I'm sorry.
I run an AL site at a boarding (high) school, three tables on Friday nights. About three months ago one of our players took her own life.
It was hard getting back to things. We were mercifully spared our usual "next" meeting because of an all-campus event. But two weeks later, there we were. We all congregated, though no reminder e-mail had gone out.
Everyone loitered around, nervously not talking.
"Shitty."
They all looked at me strangely.
"Everyone's been asking me how I'm doing, every time I see someone it's all 'how are you?' Well, I'm shitty."
Some nervously chuckled, some cried a bit.
"I don't know if I want to play."
So that's how it started, the process of finding our new normal. We talked for a bit but there's no real need to share the rest--your group's and my group's experiences will be as different as every suicide and its aftermath are. But let me stress this: things will never return to "normal." Your work now is to learn what your new normal is.
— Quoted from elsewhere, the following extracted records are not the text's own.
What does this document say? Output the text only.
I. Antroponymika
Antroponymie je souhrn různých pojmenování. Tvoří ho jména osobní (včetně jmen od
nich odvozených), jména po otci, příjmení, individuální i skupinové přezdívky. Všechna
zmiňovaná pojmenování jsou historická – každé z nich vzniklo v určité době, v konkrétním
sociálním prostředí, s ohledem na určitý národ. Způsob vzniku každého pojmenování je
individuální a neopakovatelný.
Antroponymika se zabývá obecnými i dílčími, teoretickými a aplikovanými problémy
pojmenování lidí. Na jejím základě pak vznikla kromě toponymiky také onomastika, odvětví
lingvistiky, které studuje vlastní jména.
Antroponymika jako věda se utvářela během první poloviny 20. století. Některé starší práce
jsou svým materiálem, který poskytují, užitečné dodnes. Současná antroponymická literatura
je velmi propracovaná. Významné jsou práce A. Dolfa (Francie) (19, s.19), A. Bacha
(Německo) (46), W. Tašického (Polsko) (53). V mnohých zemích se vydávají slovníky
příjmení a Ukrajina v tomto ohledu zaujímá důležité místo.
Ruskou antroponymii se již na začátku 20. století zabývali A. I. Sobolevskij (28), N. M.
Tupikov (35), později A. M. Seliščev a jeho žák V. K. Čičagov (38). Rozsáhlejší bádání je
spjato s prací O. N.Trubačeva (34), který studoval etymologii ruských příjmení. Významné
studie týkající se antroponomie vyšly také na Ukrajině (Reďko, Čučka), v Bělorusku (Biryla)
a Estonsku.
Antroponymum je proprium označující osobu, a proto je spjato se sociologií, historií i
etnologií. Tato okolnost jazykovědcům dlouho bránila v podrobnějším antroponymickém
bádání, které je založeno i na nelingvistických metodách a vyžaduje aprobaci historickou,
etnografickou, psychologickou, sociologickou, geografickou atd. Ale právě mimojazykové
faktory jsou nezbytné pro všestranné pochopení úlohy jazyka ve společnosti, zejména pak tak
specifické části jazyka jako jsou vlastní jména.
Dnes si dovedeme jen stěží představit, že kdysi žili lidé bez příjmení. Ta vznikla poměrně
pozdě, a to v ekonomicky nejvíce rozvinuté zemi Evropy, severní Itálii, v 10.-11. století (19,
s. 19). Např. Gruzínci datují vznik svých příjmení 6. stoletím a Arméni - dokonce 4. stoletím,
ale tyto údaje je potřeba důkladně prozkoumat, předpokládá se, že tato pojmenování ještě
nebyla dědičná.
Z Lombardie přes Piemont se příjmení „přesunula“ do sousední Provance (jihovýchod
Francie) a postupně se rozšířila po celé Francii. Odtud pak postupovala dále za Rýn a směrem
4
What to do? Tell the players honestly how you feel, that you're unsure. Listen to what they have to say. You may not play that night. Hell, you may never play again. But the great thing: all those skills you need to be supportive of each other, you've been practicing them as a group. You listen to each other, you respect each other's contributions and feelings.
In short, all you have to do is the same thing you've been doing every game-night: describe the scene before you, listen to your players, and make a decision as to where to go next.
Good luck.
A postscript, two years out: the rest of the year was really hard, as one might imagine. But near the end of that year I was talking to her father who told me (paraphrasing, here) "she was in a lot of pain, and for a very long time. She was happy and loved and embraced here. I don't she'd have lived as long as she did if not for her friends and teachers."
Thanks to her father's insight I'm able to look back on the stupid harmonica ditties she'd make up for her bard spells, or the acting out of failing a DEX-save she'd do, or even just the smiles she'd throw to everyone around the table differently. Not with sadness at the loss; but with hope that those were a few hours she wasn't in pain, those were hours she looked forward to rather than dreading.